China's diplomatic recognition of South Korea in 1992 showed that China had abandoned North Korea. North Korea's economy is now parlous to the point of mass starvation, and the regime seeks both security and revenue in developing ballistic missiles. It probably intends to continue its nuclear weapons program, despite US efforts to stop it. Nuclear blackmail of Japan and South Korea may be on the North's agenda, as a means of staving off the reunification of the peninsula on the South's terms.
Japan, because of its strategic vulnerabilities and large economic stake on the Korean peninsula, has a vital interest in what happens there. As a product of Japan's harsh colonial rule over Korea, it has limited influence on events, and must rely on the United States to contain North Korea. But America cannot expect Tokyo to support approaches to Pyongyang that fail to address Japan's security needs.
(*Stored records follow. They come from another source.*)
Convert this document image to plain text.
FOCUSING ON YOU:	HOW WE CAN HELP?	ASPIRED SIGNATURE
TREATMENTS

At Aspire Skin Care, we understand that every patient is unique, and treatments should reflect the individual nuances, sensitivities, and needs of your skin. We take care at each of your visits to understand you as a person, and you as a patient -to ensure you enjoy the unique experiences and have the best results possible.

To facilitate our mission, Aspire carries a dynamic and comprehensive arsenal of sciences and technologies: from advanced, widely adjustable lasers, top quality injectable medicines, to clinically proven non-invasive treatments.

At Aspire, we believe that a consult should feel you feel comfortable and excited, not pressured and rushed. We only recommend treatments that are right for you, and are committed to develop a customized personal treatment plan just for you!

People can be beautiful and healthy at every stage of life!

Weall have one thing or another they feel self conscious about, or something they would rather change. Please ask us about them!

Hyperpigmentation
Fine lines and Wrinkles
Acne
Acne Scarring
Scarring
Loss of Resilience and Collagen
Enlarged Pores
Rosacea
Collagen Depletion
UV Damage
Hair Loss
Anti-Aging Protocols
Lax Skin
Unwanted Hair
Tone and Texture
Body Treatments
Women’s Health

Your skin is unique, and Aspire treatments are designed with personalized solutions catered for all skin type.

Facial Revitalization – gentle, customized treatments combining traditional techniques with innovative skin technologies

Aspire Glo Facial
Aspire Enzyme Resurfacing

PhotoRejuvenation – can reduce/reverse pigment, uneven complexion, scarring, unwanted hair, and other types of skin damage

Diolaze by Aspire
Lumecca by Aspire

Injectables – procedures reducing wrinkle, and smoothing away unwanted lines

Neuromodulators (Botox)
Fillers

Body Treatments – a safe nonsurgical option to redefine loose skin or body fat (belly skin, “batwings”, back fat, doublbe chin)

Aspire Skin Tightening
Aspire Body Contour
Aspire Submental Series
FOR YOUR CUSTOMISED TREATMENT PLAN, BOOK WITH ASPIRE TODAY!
The United States has sought China's help in solving the Korean problem, thus giving China great leverage. The United States and China have some shared interests on the Korean peninsula. Neither wants to see North Korea collapse suddenly, especially with the South weakened by its sharp economic downturn. China, the United States and Japan all have common interests in not wanting a reunified nuclear armed Korea. And no-one wants war on the Korean peninsula.
But over the longer term, the interests of China and the United States on the Korean peninsula are unlikely to be congruent. China hates the prospect of sharing a border with a Korean state united on the South's terms, especially if American forces are still stationed there. A united Korea aligned with Japan would be an even more unwelcome development for Beijing.
Ironically, North Korea is now undermining key Chinese interests. Pyongyang's missile launch of August 1998 was the first time any country had tested such a weapon over the national territory of another. That did much to galvanize Japan into getting serious about passing the new US-Japan defense guidelines through the Diet. That legislation had been languishing since April 1998, mainly because Japan feared antagonizing China. China continues to insist that Japan should specifically exclude Taiwan from the definition of 'areas surrounding Japan' in the defense guidelines. That Japan cannot and will not do.
In any case, in Japan fear of North Korean missiles has now eclipsed fear of China's wrath. No easy options exist for solution of the North Korea problem, the roots of which lie in the nature of the regime in Pyongyang. This is a totalitarian state with a history of aggression and state-sponsored terrorism. The US now hopes that a new mixture of carrot and stick might work.